Penangkapan Durov Mengguncang Industri Teknologi
Pavel Durov, pendiri Telegram yang mana merupakan warga negara Prancis itu ditangkap serta menghadapi hukuman maksimal 20 tahun penjara menghadapi berbagai tuduhan.
Buterin Menyoroti Risiko Sentralisasi
Menurut Buterin, tindakan hukum ini menunjukkan bagaimana lapangan usaha internet berubah, dengan sistem dikritik akibat terlalu terpusat lalu bukan mengikuti aturan.

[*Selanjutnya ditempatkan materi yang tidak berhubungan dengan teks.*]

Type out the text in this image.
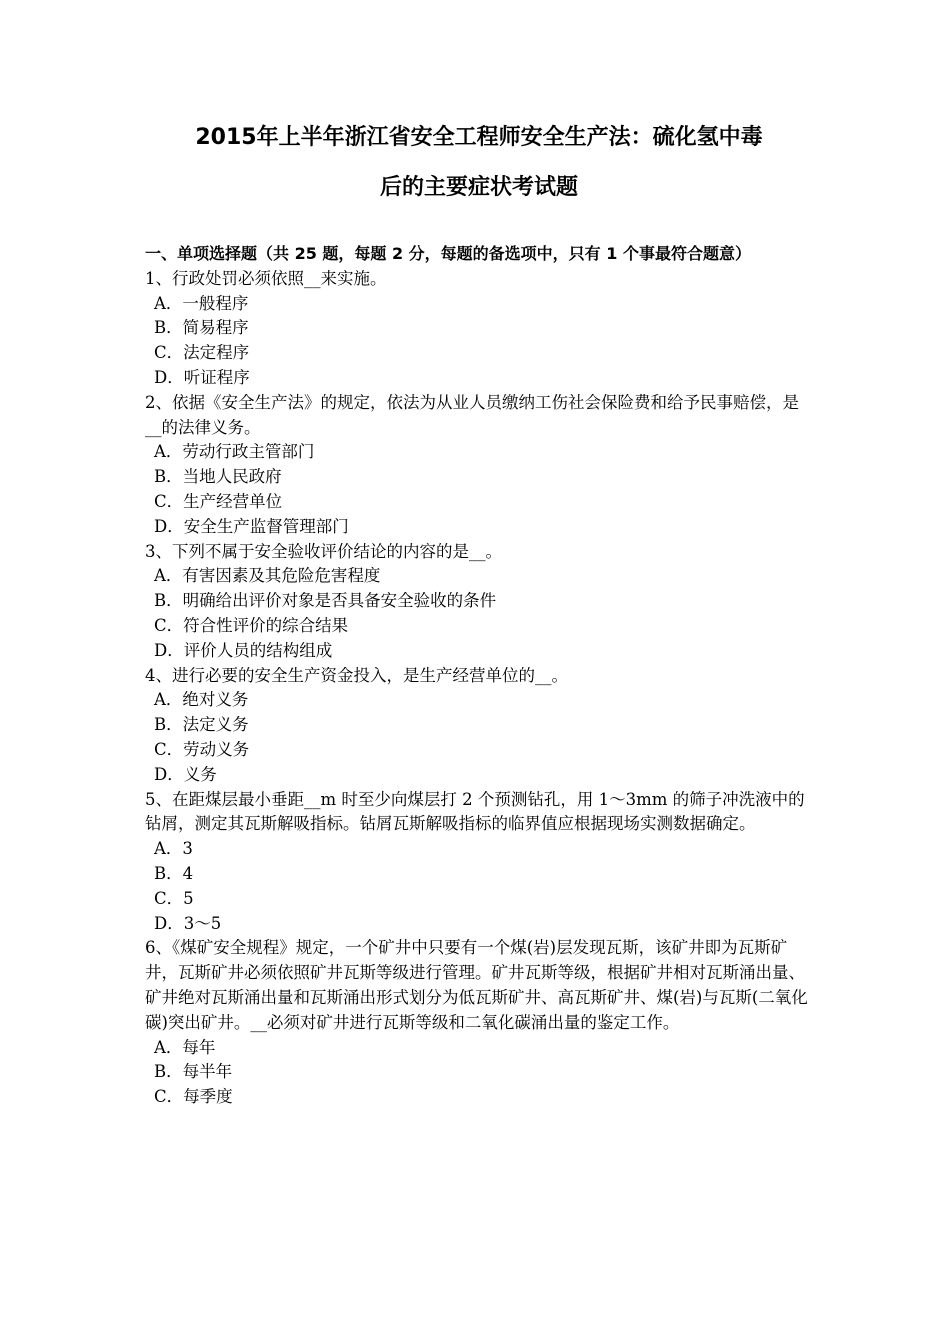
2015年上半年浙江省安全工程师安全生产法：硫化氢中毒
后的主要症状考试题
一、单项选择题（共 25 题，每题 2 分，每题的备选项中，只有 1 个事最符合题意）

1、行政处罚必须依照__来实施。

A．一般程序
B．简易程序
C．法定程序
D．听证程序

2、依据《安全生产法》的规定，依法为从业人员缴纳工伤社会保险费和给予民事赔偿，是__的法律义务。

A．劳动行政主管部门
B．当地人民政府
C．生产经营单位
D．安全生产监督管理部门

3、下列不属于安全验收评价结论的内容的是__。

A．有害因素及其危险危害程度
B．明确给出评价对象是否具备安全验收的条件
C．符合性评价的综合结果
D．评价人员的结构组成

4、进行必要的安全生产资金投入，是生产经营单位的__。

A．绝对义务
B．法定义务
C．劳动义务
D．义务

5、在距煤层最小垂距__m 时至少向煤层打 2 个预测钻孔，用 1～3mm 的筛子冲洗液中的钻屑，测定其瓦斯解吸指标。钻屑瓦斯解吸指标的临界值应根据现场实测数据确定。

A．3
B．4
C．5
D．3～5

6、《煤矿安全规程》规定，一个矿井中只要有一个煤(岩)层发现瓦斯，该矿井即为瓦斯矿井，瓦斯矿井必须依照矿井瓦斯等级进行管理。矿井瓦斯等级，根据矿井相对瓦斯涌出量、矿井绝对瓦斯涌出量和瓦斯涌出形式划分为低瓦斯矿井、高瓦斯矿井、煤(岩)与瓦斯(二氧化碳)突出矿井。__必须对矿井进行瓦斯等级和二氧化碳涌出量的鉴定工作。

A．每年
B．每半年
C．每季度
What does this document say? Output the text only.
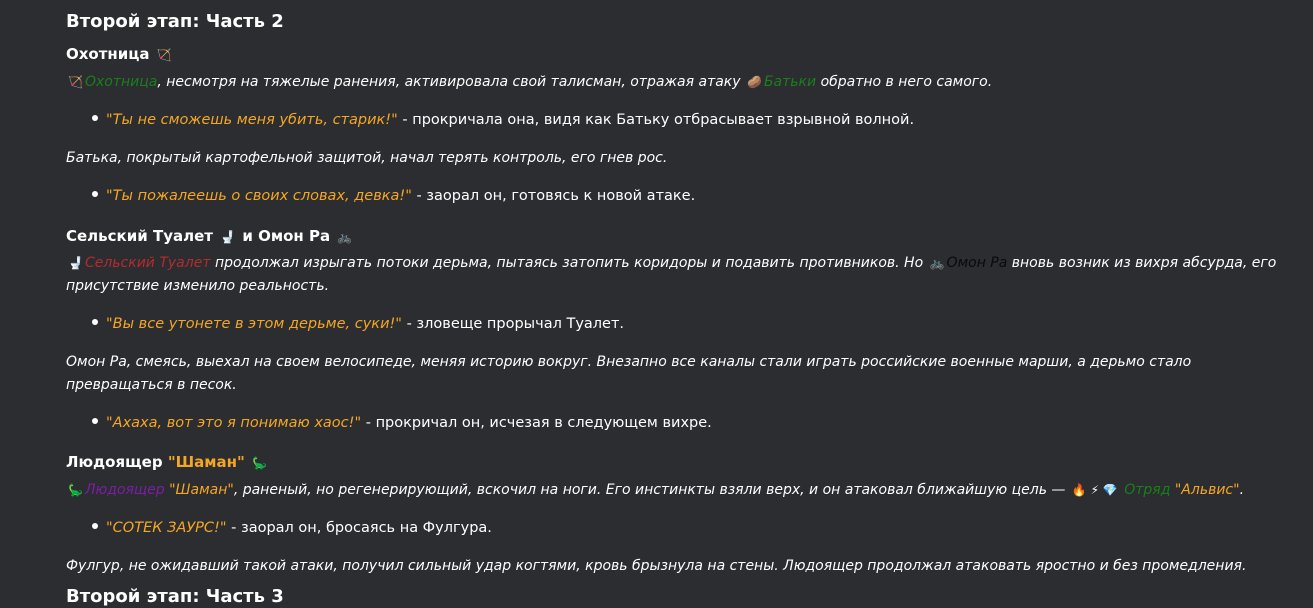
Второй этап: Часть 2
Охотница 🏹
🏹 Охотница, несмотря на тяжелые ранения, активировала свой талисман, отражая атаку 🥔 Батьки обратно в него самого.
"Ты не сможешь меня убить, старик!" - прокричала она, видя как Батьку отбрасывает взрывной волной.
Батька, покрытый картофельной защитой, начал терять контроль, его гнев рос.
"Ты пожалеешь о своих словах, девка!" - заорал он, готовясь к новой атаке.
Сельский Туалет 🚽 и Омон Ра 🚲
🚽 Сельский Туалет продолжал изрыгать потоки дерьма, пытаясь затопить коридоры и подавить противников. Но 🚲 Омон Ра вновь возник из вихря абсурда, его присутствие изменило реальность.
"Вы все утонете в этом дерьме, суки!" - зловеще прорычал Туалет.
Омон Ра, смеясь, выехал на своем велосипеде, меняя историю вокруг. Внезапно все каналы стали играть российские военные марши, а дерьмо стало превращаться в песок.
"Ахаха, вот это я понимаю хаос!" - прокричал он, исчезая в следующем вихре.
Людоящер "Шаман" 🦕
🦕 Людоящер "Шаман", раненый, но регенерирующий, вскочил на ноги. Его инстинкты взяли верх, и он атаковал ближайшую цель — 🔥 ⚡ 💎 Отряд "Альвис".
"СОТЕК ЗАУРС!" - заорал он, бросаясь на Фулгура.
Фулгур, не ожидавший такой атаки, получил сильный удар когтями, кровь брызнула на стены. Людоящер продолжал атаковать яростно и без промедления.
Второй этап: Часть 3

Buterin telah dilakukan mendiskusikan permasalahan teknologi lainnya, termasuk bahaya kecerdasan buatan terpusat lalu pemantauan, sistem identifikasi terpusat, juga serangan kebijakan pemerintah terhadap instruksi terenkripsi. Untuk mengatasi kesulitan ini, ia menganjurkan teknologi lalu keuangan yang terdesentralisasi.
Harga Toncoin Turun Setelah Penangkapan Durov
Sementara itu, tarif Toncoin (TON), yang dimaksud merupakan token asli dari blockchain TON, yang mana terkait dengan Telegram, turun lebih lanjut dari dua puluh persen sebagai tanggapan pengangkapanPavelDurov.